Terdapat beberapa jenis parasit yang mengkontaminasi sayuran kubis. Beberapa contohnya antara lain Streptomyces scabies, Botrytis cinerea, Leptosphaeris maculans, Plasmodiophora brassicae, dan masih banyak lainnya. Sedangkan untuk jenis nematoda, antara lain nematoda kista bit gula (Heterodera schachtii) dan nematoda kista kubia (Heterodera cruciferae). Selain itu, beberapa serangga Lepidoptera yang sering menyerang sayuran kubis, antara lain Pseudaletia unipucta (ulat grayak), Trichoplusia ni (ulat jengkal kubis), Barathra brassicae (ngengat kubis), dan Spodoptera littoralis (ulat penggerek).
Dari hasil praktikum, didapatkan hasil yang negatif, sehingga sayuran kubis aman untuk dikonsumsi. Meskipun aman untuk dikonsumsi, namun sayuran tersebut harus tetap dicuci sebelum diolah. Dalam praktikum ini sayuran kubis di rendam dengan larutan NaOH 0,2 %. Hal ini karena larutan NaOH mempunyai berat jenis yang lebih ringan dibandingkan dengan telur parasit sehingga telur parasit akan mengendap. Selain itu, juga digunakan larutan eosin untuk melatarbelakangi parasit yang ada sehingga parasit akan mudah terlihat apabila diperiksa dengan menggunakan mikroskop. Setelah dilakukan pemeriksaan berulang-ulang, hasilnya tetap negatif. Hal ini disebabkan karena waktu perendaman sayuran dalam larutan NaOH tidak sesuai dengan waktu yang telah ditentukan sehingga parasit yang ada di sayuran kubis tidak mengendap di dasar larutan.
BAB V
PENUTUP
1. Sayuran merupakan jenis makanan yang paling banyak dikonsumsi manusia dan paling mudah terkontaminasi oleh parasit, khususnya parasit yang berasal dari tanah karena sayuran memiliki kontak langsung dengan tanah.
2. Dari hasil praktikum pemeriksaan parasit pada sayuran, dapat diketahui bahwa pada sayuran kubis yang diperiksa tidak terdapat parasit.

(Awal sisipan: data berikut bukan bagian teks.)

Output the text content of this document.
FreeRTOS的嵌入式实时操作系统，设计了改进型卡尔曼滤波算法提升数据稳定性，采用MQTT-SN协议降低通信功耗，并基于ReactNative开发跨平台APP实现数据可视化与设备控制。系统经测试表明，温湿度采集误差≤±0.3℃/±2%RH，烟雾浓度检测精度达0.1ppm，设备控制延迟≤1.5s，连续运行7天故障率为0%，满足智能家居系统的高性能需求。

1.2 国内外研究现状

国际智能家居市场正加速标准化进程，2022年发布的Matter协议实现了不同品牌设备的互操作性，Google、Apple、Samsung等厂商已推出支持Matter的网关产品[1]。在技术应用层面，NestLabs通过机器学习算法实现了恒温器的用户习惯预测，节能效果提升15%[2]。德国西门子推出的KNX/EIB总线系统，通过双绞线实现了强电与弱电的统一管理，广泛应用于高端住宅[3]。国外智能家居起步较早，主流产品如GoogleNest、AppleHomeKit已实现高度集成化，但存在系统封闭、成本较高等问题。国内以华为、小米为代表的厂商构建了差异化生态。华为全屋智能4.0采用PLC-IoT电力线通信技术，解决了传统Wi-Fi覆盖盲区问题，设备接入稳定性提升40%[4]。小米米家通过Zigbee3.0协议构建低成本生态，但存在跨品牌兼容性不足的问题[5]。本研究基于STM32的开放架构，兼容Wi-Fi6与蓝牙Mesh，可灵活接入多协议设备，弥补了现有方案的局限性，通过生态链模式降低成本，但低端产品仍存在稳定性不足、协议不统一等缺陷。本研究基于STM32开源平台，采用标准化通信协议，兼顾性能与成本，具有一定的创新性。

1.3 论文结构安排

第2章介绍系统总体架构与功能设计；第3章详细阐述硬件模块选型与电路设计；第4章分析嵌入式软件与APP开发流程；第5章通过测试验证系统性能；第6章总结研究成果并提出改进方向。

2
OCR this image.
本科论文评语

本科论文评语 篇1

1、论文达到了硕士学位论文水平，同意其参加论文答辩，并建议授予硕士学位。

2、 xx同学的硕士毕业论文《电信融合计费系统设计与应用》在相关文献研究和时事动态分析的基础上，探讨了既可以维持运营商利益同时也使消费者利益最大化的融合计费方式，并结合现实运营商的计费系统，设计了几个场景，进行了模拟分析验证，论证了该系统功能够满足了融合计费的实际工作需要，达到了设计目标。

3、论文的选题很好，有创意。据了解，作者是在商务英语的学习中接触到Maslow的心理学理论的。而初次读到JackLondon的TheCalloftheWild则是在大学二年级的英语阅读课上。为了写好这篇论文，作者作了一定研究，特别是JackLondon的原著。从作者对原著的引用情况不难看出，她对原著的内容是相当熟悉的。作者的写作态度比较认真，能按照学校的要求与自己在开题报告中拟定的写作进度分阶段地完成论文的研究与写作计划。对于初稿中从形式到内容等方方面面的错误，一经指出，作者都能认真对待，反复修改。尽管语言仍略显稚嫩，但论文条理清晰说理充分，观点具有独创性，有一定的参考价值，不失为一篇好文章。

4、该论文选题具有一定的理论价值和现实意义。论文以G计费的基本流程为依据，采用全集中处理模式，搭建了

3. Untuk mencegah terjadinya penyakit akibat kontaminasi bakteri pada sayuran, makanya hendaknya mencuci sayuran terlebih dahulu sebelum dikonsumsi.
DAFTAR PUSTAKA
Gandahusada, S.H. Ilahude, W. Pribadi. 1998. Parasitologi Kedokteran. Balai Penerbitan FKUI, Jakarta.
Onggowaluyo, Jangkung Sumidjo. 2001. Parasitologi Medik I (Helmintologi). EGC, Jakarta.
Rubatzky, Vincent E., dan Mas Yamaguchi. 1998. Sayuran Dunia : Prinsip, Produksi, dan Gizi Jilid 2. ITB Press, Bandung.
Slamet, S.J. 2002. Kesehatan Lingkungan. Gadjah Mada University Press, Yogyakarta.
Widyastuti, Retno dkk. 2002. Parasitologi. Universitas Terbuka, Jakarta.